14 October, 2014

The Mythical ‘Pay Equity’ Crisis


The Mythical ‘Pay Equity’ Crisis

Democrats won’t tell you, but equal pay for women is already the law.


By GERALD SKONING
Oct. 13, 2014 7:13 p.m. ET

As the 2014 midterm campaigns come down the home stretch, Democrats are pounding on the issue of “equal pay for women.” In his speech at Northwestern University on Oct. 2, for example, Mr. Obama said that we must “make sure a woman is paid equal to a man.” Democrats are “for equal pay for equal work,” Hillary Clinton said at a recent rally in Iowa, “and our opponents are not.” North Carolina Sen. Kay Hagan’s campaign has blasted Thom Tillis, her GOP opponent, for opposing “federal equal pay legislation.”

As a campaign issue, demands for pay equity are beside the point. Equal pay for women has been the law of the land for more than a half-century.

Democrats say we need another new federal statute to protect women because the existing panoply of federal and state laws prohibiting pay discrimination on the basis of gender are insufficient. Specifically, they have continued to press for passage of the Paycheck Fairness Act, which according to its congressional sponsors would “provide more effective remedies to victims of discrimination in the payment of wages on the basis of sex.” In reality, this bill would expand litigation opportunities for class-action lawyers seeking millions of dollars from companies without ever having to prove that the companies intentionally discriminated against women.

The Paycheck Fairness Act instead is meant to address the fact that “on average, full-time working women earn just 77 cents for every dollar a man earns,” as the Obama White House explains on its website. This is not a claim that any woman earns less than any man for the same work. Pay “disparities” between men and women generally reflect other factors such as interrupting a career to raise children, the types of jobs men and women on average choose, the type of education they have (sociology vs. engineering), etc.

Since 1963 it has been unlawful under the federal Equal Pay Act for an employer to pay a female employee less than a male employee for equal work. Sex discrimination in wages is also prohibited by Title VII of the Civil Rights Act of 1964. For employees of federal contractors and subcontractors, Executive Order 11,246 prohibits gender-based pay discrimination.

Finally, 46 states have antidiscrimination statutes mandating equal pay for equal work. While the enforcement schemes of these laws vary from state to state, the remedies those statutes provide are comparable to those available under federal laws.

Today, the Equal Pay Act and Title VII provide a woman who prevails on her wage discrimination claim a virtual smorgasbord of effective remedies.

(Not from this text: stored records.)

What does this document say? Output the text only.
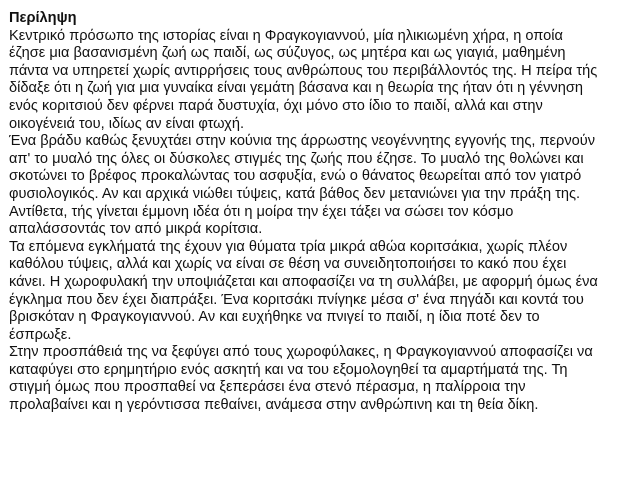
Περίληψη

Κεντρικό πρόσωπο της ιστορίας είναι η Φραγκογιαννού, μία ηλικιωμένη χήρα, η οποία
έζησε μια βασανισμένη ζωή ως παιδί, ως σύζυγος, ως μητέρα και ως γιαγιά, μαθημένη
πάντα να υπηρετεί χωρίς αντιρρήσεις τους ανθρώπους του περιβάλλοντός της. Η πείρα τής
δίδαξε ότι η ζωή για μια γυναίκα είναι γεμάτη βάσανα και η θεωρία της ήταν ότι η γέννηση
ενός κοριτσιού δεν φέρνει παρά δυστυχία, όχι μόνο στο ίδιο το παιδί, αλλά και στην
οικογένειά του, ιδίως αν είναι φτωχή.

Ένα βράδυ καθώς ξενυχτάει στην κούνια της άρρωστης νεογέννητης εγγονής της, περνούν
απ' το μυαλό της όλες οι δύσκολες στιγμές της ζωής που έζησε. Το μυαλό της θολώνει και
σκοτώνει το βρέφος προκαλώντας του ασφυξία, ενώ ο θάνατος θεωρείται από τον γιατρό
φυσιολογικός. Αν και αρχικά νιώθει τύψεις, κατά βάθος δεν μετανιώνει για την πράξη της.
Αντίθετα, τής γίνεται έμμονη ιδέα ότι η μοίρα την έχει τάξει να σώσει τον κόσμο
απαλάσσοντάς τον από μικρά κορίτσια.

Τα επόμενα εγκλήματά της έχουν για θύματα τρία μικρά αθώα κοριτσάκια, χωρίς πλέον
καθόλου τύψεις, αλλά και χωρίς να είναι σε θέση να συνειδητοποιήσει το κακό που έχει
κάνει. Η χωροφυλακή την υποψιάζεται και αποφασίζει να τη συλλάβει, με αφορμή όμως ένα
έγκλημα που δεν έχει διαπράξει. Ένα κοριτσάκι πνίγηκε μέσα σ' ένα πηγάδι και κοντά του
βρισκόταν η Φραγκογιαννού. Αν και ευχήθηκε να πνιγεί το παιδί, η ίδια ποτέ δεν το
έσπρωξε.

Στην προσπάθειά της να ξεφύγει από τους χωροφύλακες, η Φραγκογιαννού αποφασίζει να
καταφύγει στο ερημητήριο ενός ασκητή και να του εξομολογηθεί τα αμαρτήματά της. Τη
στιγμή όμως που προσπαθεί να ξεπεράσει ένα στενό πέρασμα, η παλίρροια την
προλαβαίνει και η γερόντισσα πεθαίνει, ανάμεσα στην ανθρώπινη και τη θεία δίκη.
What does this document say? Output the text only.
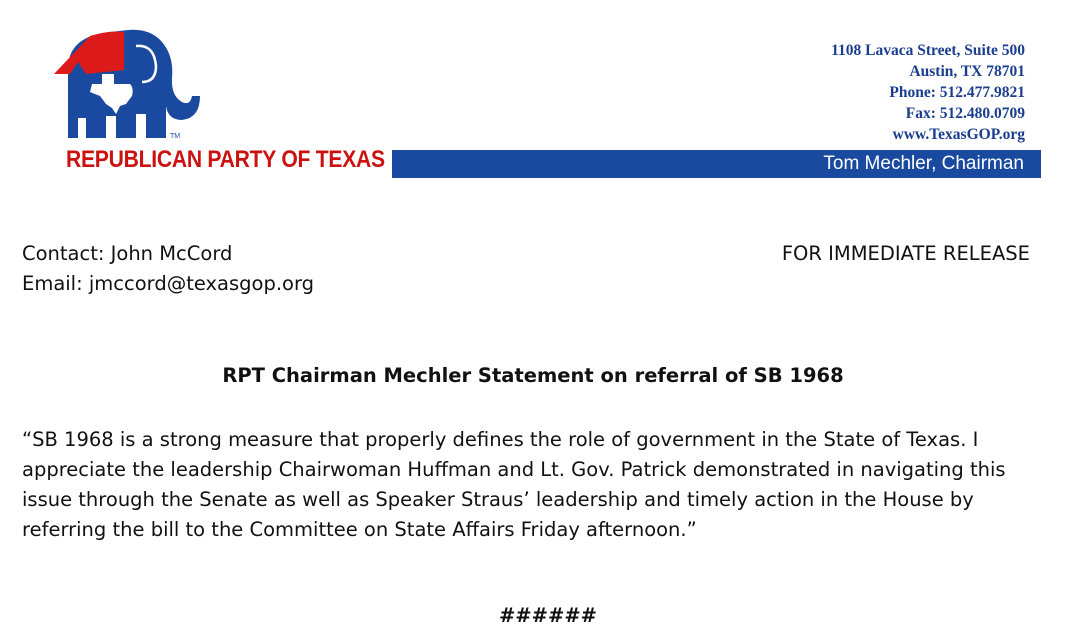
TM
REPUBLICAN PARTY OF TEXAS
1108 Lavaca Street, Suite 500
Austin, TX 78701
Phone: 512.477.9821
Fax: 512.480.0709
www.TexasGOP.org
Tom Mechler, Chairman
Contact: John McCord
Email: jmccord@texasgop.org
FOR IMMEDIATE RELEASE
RPT Chairman Mechler Statement on referral of SB 1968
“SB 1968 is a strong measure that properly defines the role of government in the State of Texas. I
appreciate the leadership Chairwoman Huffman and Lt. Gov. Patrick demonstrated in navigating this
issue through the Senate as well as Speaker Straus’ leadership and timely action in the House by
referring the bill to the Committee on State Affairs Friday afternoon.”
######
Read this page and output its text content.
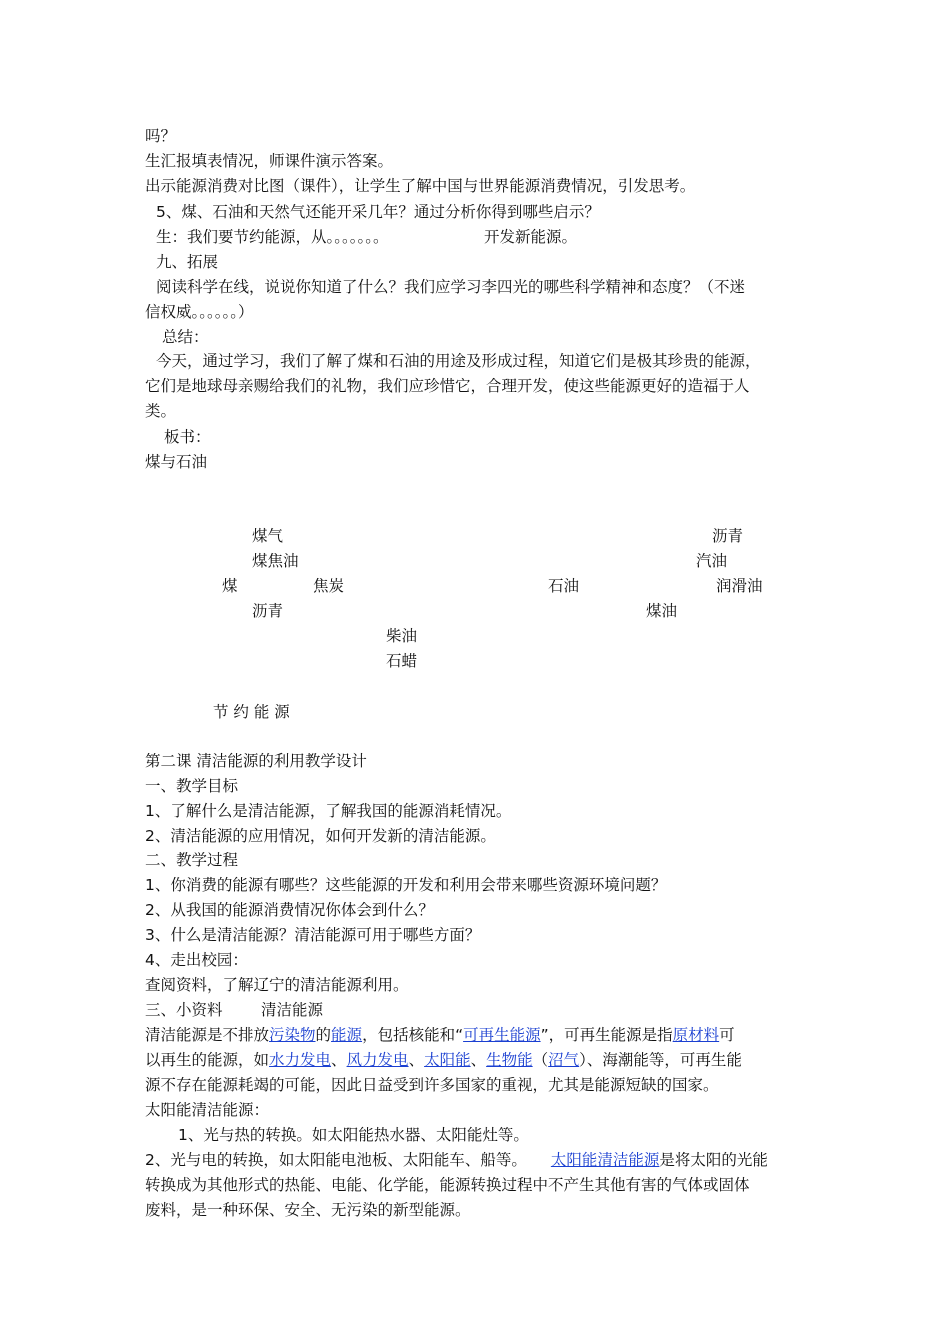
吗？
生汇报填表情况，师课件演示答案。
出示能源消费对比图（课件），让学生了解中国与世界能源消费情况，引发思考。
5、煤、石油和天然气还能开采几年？通过分析你得到哪些启示？
生：我们要节约能源，从。。。。。。。	开发新能源。
九、拓展
阅读科学在线，说说你知道了什么？我们应学习李四光的哪些科学精神和态度？（不迷
信权威。。。。。。）
总结：
今天，通过学习，我们了解了煤和石油的用途及形成过程，知道它们是极其珍贵的能源，
它们是地球母亲赐给我们的礼物，我们应珍惜它，合理开发，使这些能源更好的造福于人
类。
板书：
煤与石油
煤气	沥青
煤焦油	汽油
煤	焦炭	石油	润滑油
沥青	煤油
柴油
石蜡
节 约 能 源
第二课 清洁能源的利用教学设计
一、教学目标
1、了解什么是清洁能源，了解我国的能源消耗情况。
2、清洁能源的应用情况，如何开发新的清洁能源。
二、教学过程
1、你消费的能源有哪些？这些能源的开发和利用会带来哪些资源环境问题？
2、从我国的能源消费情况你体会到什么？
3、什么是清洁能源？清洁能源可用于哪些方面？
4、走出校园：
查阅资料，了解辽宁的清洁能源利用。
三、小资料 清洁能源
清洁能源是不排放污染物的能源，包括核能和“可再生能源”，可再生能源是指原材料可
以再生的能源，如水力发电、风力发电、太阳能、生物能（沼气）、海潮能等，可再生能
源不存在能源耗竭的可能，因此日益受到许多国家的重视，尤其是能源短缺的国家。
太阳能清洁能源：
1、光与热的转换。如太阳能热水器、太阳能灶等。
2、光与电的转换，如太阳能电池板、太阳能车、船等。 太阳能清洁能源是将太阳的光能
转换成为其他形式的热能、电能、化学能，能源转换过程中不产生其他有害的气体或固体
废料，是一种环保、安全、无污染的新型能源。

They include, but aren’t limited to, back pay, attorneys’ fees, injunctive relief, prejudgment interest, $300,000 in punitive and compensatory damages, an additional $10,000 in penalties, and a prison sentence of up to six months for an employer who willfully violates the law.

A government contractor or subcontractor—as some 270,000 American companies are—may face serious penalties for gender-based wage discrimination, including termination or suspension of any existing contract, and take remedial action including elimination of illegal pay practices, seniority relief, and monetary and equitable relief to identified class members.

Campaign rhetoric and simplistic election-year sound-bites can and do mislead voters into thinking that gender-based wage discrimination is a national crisis and that women have no recourse whatsoever in the face of invidious pay discrimination by their heartless employers. Nothing could be further from the truth. Several layers of tough federal and state laws protect women from pay discrimination.

Moreover, powerful federal and state agencies like the Equal Employment Opportunity Commission, the Labor Department and its Office of Federal Contract Compliance Programs, and 46 state agencies are charged with overall enforcement of the respective federal and state laws and their prohibitions of sex-based wage discrimination. In short, serious enforcement muscle is available to women who are discriminated against on payday.

So our lawmakers should ask themselves, do we really need another federal statute protecting women’s rights to equal pay? The laws already exist in spades. Those laws contain tough sanctions, generous remedies for violations, and establish powerful government enforcement agencies to pursue offenders.

Vigorous enforcement of the arsenal of tough federal and state laws prohibiting sex discrimination in wages will ensure continued progress toward the important national goal of true equal opportunity, as well as pay equity, for all. The Democrats’ populist campaign mantra about “pay equity” is empty rhetoric.

Mr. Skoning is a labor and employment lawyer in Chicago.